As I was riding I saw an intersection up ahead and realized that if I sped up, I might make the light and cross the street. If so, I’d be virtually home. But instead, realizing there wasn’t much traffic on the two-way street, I crossed right then and there. What I didn’t realize was that the sidewalk had been recently extended into the street to create a bus stop. It wasn’t completed yet, so the sidewalk extension, curb and street, were all black tar. When I hit the invisible curb, I went flying off my bike. I heard a pop in my knee. I felt it, too. I hit the ground and thought: I’m not going to be doing my morning jogs for a while.

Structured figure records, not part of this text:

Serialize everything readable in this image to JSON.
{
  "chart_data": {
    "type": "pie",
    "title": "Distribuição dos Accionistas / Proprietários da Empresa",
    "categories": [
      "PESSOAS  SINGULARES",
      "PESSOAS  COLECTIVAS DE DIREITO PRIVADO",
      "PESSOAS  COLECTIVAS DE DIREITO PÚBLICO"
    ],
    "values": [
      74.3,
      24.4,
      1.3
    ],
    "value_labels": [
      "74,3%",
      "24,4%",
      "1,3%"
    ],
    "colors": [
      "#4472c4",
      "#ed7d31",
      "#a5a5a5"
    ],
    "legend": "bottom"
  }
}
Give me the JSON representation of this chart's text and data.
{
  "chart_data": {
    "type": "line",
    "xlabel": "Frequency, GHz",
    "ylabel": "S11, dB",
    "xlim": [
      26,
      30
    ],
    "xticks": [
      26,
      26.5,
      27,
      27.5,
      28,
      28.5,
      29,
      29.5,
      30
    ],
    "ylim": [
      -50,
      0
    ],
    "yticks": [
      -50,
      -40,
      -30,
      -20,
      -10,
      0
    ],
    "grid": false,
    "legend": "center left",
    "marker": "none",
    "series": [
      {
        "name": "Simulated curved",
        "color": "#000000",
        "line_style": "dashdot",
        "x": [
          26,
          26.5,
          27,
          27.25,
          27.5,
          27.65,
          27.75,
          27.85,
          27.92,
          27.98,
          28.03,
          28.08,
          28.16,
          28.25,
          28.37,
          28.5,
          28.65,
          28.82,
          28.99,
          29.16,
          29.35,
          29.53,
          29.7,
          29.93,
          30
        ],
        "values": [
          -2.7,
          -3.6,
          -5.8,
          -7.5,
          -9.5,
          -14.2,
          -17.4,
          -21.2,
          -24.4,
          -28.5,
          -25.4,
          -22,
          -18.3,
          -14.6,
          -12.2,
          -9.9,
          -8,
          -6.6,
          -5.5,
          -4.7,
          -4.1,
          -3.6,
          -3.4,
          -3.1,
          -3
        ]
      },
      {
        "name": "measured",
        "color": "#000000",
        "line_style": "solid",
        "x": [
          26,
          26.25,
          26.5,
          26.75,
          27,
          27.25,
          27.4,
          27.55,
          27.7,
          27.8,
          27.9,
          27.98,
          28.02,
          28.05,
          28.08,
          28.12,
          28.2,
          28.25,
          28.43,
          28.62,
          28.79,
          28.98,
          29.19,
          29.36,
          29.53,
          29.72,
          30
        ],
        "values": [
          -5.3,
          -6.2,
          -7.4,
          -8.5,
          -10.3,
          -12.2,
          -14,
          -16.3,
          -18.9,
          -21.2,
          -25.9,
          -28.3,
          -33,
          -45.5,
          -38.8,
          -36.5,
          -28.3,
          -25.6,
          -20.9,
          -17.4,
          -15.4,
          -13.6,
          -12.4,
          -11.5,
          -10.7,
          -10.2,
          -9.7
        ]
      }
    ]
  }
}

After examining my x-rays, the doctor told me nothing was broken. I’d be fine if I got some rest and kept pressure off my left leg for a while. “And stay on the bike path,” she said. With that, I hobbled out of the emergency room, the mid-summer early morning light splashing me on the face.
Now that my knee is healed and I’m back on the Purple One, I ride slower. I cross the street at intersections. I even “respect ze light.” Well, most of the time.
And, because you never know where you’ll end up. I never forget to put on underwear.
I moved here because I was attracted to the energy of the city; to the youthful anybody-can-be-anyone-they-want sort of spirit. I wanted to indulge in that.
I did. And I ended up becoming a Berliner for a while. Just not the one I was expecting.